$\textbf{Problem Statement :}$ Let $K$ be a compact subset of $\mathbb{R}^n$, and suppose that $x \in \mathbb{R}^n$ does not lie in $K$. Let $d := inf(d(x,y) \space \vert \space y \in K)$ where $d(x,y)$ is the distance from $x$ to $y$. Show that $\exists \space z \in K $ so $d(x,z) = d$.
Consider the set $D = (d(x,y) \space \vert \space y \in K)$. d is a limit point of this set. This is noted by the definition of infimum, or d is the largest lower bound. This means that we are able to find a y such that $d(x,y) < d + \epsilon$, or $\vert d(x,y) - d \vert < \epsilon$. We may then choose a sequence of $y_n$ which converge to a $z$ such that $d(x,z) = d$, and since $K$ is compact, $z \in K$. Is this close to a proof? I didn't even use that $K$ is bounded, only that it is closed and I feel its incomplete.

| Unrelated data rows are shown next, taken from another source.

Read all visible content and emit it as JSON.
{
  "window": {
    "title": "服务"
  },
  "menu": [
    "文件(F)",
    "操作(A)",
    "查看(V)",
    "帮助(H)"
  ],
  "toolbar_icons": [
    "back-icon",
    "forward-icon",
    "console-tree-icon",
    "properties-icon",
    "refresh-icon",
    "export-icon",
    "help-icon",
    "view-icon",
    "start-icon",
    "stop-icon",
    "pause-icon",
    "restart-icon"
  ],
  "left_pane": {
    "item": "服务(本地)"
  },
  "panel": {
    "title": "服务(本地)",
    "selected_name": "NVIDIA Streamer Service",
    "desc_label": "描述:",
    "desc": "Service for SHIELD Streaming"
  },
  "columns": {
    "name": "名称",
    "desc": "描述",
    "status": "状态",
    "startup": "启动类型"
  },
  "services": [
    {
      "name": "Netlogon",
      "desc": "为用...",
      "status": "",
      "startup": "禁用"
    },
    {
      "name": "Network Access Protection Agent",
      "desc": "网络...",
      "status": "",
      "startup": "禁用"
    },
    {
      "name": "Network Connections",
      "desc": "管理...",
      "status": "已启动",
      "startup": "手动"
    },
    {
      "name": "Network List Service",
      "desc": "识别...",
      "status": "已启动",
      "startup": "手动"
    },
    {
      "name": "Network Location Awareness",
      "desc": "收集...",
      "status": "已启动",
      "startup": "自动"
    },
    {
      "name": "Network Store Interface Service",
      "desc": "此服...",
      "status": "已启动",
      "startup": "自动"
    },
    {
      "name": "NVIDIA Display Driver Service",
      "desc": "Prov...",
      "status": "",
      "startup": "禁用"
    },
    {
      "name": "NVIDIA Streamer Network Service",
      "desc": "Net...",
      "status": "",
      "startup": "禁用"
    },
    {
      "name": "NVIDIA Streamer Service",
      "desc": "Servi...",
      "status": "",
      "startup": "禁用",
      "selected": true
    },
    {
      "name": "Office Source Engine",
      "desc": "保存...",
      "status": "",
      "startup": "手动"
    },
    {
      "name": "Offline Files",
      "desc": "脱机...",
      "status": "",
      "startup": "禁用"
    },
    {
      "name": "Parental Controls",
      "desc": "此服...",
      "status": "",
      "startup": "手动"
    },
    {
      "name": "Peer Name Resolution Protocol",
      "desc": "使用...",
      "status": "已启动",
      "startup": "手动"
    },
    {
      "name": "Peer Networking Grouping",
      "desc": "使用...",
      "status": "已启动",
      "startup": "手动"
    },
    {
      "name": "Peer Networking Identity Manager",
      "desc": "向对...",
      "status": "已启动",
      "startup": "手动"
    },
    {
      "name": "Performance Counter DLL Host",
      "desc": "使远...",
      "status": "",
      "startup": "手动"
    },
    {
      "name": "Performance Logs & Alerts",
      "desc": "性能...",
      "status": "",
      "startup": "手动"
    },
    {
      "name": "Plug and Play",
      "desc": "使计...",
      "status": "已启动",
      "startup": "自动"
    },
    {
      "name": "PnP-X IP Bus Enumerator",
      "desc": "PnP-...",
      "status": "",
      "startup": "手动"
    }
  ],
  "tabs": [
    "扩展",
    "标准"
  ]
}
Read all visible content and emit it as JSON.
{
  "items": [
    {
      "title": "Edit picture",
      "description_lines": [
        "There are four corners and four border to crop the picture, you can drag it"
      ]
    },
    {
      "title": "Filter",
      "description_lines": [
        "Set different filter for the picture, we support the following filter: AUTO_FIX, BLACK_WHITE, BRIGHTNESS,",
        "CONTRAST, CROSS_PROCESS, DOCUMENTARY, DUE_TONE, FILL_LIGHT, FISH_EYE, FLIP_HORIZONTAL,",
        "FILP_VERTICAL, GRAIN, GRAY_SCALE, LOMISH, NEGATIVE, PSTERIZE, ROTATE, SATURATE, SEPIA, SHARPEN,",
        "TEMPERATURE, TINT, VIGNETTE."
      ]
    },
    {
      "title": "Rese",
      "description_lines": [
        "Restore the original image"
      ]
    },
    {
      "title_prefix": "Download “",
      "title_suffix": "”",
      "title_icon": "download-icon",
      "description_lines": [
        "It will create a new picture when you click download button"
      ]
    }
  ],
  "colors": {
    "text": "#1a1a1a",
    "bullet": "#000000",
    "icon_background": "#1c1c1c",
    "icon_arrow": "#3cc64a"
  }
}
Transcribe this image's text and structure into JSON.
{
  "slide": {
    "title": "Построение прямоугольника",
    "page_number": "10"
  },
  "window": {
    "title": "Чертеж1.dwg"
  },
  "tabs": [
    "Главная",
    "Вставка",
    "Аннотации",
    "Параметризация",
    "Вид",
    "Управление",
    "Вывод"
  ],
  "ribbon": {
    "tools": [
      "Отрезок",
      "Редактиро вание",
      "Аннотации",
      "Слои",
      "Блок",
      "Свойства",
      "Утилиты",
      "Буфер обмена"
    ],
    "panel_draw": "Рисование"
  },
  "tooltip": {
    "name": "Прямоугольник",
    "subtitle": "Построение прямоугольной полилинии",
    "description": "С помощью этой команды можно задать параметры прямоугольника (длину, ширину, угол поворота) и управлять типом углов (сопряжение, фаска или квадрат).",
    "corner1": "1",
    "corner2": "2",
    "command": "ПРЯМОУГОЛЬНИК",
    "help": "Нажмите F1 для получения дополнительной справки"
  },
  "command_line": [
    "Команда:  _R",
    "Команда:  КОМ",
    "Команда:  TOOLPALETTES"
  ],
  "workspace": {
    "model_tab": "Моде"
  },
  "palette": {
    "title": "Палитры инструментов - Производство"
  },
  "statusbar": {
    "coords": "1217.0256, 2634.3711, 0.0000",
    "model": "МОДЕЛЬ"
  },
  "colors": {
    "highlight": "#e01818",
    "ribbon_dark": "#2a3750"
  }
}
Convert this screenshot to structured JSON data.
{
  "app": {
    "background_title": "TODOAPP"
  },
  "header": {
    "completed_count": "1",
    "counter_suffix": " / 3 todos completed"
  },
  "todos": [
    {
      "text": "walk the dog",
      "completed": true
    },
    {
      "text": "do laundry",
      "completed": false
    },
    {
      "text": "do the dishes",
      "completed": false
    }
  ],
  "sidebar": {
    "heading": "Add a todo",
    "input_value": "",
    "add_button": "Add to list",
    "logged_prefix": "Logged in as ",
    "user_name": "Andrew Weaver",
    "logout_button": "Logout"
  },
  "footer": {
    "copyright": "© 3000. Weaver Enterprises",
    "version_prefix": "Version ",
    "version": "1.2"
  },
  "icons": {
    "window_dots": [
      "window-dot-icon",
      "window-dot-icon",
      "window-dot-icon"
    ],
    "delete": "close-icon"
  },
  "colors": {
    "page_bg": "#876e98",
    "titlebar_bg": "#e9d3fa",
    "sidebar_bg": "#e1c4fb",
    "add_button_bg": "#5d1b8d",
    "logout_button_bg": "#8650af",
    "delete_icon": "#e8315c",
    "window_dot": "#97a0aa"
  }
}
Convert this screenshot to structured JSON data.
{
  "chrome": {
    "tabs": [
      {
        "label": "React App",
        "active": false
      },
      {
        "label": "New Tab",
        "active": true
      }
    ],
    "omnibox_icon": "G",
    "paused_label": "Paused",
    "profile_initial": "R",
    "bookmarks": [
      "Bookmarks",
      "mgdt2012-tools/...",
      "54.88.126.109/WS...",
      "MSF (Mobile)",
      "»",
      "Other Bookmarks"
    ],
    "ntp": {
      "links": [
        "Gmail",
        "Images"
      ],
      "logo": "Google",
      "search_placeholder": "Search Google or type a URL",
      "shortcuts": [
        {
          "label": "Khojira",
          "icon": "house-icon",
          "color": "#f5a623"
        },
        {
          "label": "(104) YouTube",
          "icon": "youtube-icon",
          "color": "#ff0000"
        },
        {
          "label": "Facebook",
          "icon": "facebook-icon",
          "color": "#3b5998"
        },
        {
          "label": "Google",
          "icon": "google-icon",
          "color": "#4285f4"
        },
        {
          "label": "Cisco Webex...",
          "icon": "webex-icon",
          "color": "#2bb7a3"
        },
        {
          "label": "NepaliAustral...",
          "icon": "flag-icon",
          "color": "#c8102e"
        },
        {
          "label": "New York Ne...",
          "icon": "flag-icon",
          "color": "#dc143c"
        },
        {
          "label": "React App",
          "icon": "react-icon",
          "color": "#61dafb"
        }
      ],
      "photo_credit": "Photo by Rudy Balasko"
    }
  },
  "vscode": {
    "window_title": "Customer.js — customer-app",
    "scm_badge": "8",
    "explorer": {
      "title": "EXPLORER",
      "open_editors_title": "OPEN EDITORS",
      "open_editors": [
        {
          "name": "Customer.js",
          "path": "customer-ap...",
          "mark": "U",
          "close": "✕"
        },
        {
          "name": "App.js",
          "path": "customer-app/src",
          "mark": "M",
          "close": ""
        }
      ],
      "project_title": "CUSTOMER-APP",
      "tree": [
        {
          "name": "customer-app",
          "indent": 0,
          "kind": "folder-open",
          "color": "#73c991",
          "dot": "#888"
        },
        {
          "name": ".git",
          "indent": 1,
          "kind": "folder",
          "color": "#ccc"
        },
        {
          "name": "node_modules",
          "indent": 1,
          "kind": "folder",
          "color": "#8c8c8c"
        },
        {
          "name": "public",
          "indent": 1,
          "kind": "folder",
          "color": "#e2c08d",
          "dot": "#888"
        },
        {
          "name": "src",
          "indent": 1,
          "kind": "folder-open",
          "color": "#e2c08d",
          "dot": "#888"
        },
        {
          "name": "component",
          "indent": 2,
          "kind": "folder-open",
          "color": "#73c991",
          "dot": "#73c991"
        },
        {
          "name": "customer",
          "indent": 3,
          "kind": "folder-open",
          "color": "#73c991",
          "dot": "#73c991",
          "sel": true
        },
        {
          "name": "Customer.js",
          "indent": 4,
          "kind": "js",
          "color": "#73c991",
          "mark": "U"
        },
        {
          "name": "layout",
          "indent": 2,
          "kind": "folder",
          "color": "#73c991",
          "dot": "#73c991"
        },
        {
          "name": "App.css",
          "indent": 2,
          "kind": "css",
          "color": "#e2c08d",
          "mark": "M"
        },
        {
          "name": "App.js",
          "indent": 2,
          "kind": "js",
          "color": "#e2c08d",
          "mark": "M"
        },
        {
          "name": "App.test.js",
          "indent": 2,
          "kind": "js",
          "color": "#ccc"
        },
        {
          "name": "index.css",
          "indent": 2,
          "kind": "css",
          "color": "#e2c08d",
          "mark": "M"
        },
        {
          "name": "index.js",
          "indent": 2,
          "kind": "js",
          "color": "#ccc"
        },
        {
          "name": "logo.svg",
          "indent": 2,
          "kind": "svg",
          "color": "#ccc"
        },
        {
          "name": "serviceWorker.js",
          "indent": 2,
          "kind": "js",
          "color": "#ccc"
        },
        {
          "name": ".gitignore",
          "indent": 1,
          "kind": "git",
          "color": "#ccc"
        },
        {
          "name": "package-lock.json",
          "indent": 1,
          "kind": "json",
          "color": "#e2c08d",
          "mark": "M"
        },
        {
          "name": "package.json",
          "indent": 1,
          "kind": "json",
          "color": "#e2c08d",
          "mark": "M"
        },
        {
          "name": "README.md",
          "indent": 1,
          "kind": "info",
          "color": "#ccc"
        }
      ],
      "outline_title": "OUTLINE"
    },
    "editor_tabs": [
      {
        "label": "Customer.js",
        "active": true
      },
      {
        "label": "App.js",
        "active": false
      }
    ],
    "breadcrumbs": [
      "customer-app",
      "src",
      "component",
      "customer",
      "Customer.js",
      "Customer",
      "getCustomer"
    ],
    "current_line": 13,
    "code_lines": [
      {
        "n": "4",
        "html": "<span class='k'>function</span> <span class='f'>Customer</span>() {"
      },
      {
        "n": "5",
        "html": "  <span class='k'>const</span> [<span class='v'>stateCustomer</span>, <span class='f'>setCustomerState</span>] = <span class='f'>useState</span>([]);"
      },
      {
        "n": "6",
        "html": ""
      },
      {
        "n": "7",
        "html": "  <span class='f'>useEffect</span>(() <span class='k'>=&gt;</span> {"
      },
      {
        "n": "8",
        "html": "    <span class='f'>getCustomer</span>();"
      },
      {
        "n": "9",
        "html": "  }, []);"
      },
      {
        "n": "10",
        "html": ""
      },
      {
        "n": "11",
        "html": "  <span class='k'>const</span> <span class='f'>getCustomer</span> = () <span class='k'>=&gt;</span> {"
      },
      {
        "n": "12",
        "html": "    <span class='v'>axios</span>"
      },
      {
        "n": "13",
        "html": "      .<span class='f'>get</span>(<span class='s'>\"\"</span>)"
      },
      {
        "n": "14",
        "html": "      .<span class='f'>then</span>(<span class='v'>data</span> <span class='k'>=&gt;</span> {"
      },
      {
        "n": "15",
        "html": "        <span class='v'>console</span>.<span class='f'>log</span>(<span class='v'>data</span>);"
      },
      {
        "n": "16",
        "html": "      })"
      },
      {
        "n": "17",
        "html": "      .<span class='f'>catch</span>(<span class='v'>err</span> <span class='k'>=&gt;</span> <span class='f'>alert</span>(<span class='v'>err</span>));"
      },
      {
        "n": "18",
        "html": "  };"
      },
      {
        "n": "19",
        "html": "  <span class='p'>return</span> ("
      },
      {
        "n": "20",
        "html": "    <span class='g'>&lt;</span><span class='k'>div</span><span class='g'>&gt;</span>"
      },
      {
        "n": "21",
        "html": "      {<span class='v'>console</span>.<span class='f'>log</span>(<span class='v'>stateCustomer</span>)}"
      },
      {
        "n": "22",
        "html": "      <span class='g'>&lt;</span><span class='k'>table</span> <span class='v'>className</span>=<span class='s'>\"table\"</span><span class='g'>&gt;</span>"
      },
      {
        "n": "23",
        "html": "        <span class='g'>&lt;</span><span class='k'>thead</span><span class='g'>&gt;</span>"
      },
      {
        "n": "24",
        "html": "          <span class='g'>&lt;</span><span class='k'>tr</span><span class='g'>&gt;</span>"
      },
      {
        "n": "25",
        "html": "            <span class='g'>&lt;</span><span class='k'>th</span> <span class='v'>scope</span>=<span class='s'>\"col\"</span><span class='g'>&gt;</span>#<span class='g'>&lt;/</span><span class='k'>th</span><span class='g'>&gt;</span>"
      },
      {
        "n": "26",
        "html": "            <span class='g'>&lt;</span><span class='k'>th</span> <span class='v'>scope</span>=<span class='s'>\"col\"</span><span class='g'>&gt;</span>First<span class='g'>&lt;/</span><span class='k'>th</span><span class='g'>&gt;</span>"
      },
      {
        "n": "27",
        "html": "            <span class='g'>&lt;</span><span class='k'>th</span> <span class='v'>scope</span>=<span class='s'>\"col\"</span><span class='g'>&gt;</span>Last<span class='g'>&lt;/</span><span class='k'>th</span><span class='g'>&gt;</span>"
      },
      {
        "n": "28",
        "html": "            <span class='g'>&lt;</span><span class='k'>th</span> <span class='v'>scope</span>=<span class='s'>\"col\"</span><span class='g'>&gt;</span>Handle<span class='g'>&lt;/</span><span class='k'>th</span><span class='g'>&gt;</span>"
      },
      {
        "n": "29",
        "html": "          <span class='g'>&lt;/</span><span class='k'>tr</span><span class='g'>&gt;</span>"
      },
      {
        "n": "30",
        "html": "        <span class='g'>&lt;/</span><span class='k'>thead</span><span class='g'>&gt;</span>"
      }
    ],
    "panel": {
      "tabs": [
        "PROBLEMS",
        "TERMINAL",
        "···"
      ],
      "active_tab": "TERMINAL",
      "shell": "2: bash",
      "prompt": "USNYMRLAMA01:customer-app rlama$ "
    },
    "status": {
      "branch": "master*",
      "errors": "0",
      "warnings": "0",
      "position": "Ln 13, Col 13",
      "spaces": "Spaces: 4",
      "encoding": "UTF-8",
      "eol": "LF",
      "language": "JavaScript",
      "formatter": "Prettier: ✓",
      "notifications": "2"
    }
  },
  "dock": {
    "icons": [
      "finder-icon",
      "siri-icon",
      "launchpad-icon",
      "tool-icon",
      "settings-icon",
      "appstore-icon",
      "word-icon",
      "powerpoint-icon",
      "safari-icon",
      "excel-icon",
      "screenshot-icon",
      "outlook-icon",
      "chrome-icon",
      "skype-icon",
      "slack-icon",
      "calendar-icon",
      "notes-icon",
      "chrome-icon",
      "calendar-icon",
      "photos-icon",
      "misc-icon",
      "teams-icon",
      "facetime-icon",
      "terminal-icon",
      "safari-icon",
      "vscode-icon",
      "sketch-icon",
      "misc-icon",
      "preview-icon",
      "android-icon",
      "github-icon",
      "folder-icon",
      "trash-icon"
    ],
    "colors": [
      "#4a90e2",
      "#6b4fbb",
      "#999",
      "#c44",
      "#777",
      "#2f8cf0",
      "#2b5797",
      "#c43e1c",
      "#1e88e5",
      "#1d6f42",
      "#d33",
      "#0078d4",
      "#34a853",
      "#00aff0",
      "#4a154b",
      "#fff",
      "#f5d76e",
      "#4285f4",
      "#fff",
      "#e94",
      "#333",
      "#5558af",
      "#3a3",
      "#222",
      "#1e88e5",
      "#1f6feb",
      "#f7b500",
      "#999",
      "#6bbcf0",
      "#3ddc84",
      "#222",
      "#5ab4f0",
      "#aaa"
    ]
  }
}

Choose an approximate sequence $(y_{n})\subseteq K$ such that $d(x,y_{n})\rightarrow d$. As $K$ is sequentially compact, then there is a convergence subsequence $(y_{n_{k}})$ such that $y_{n_{k}}\rightarrow z\in K$, so $d(x,y_{n_{k}})\rightarrow d(x,z)$ and hence $d(x,z)=d$.
Your strategy is closed to choosing an approximate sequence.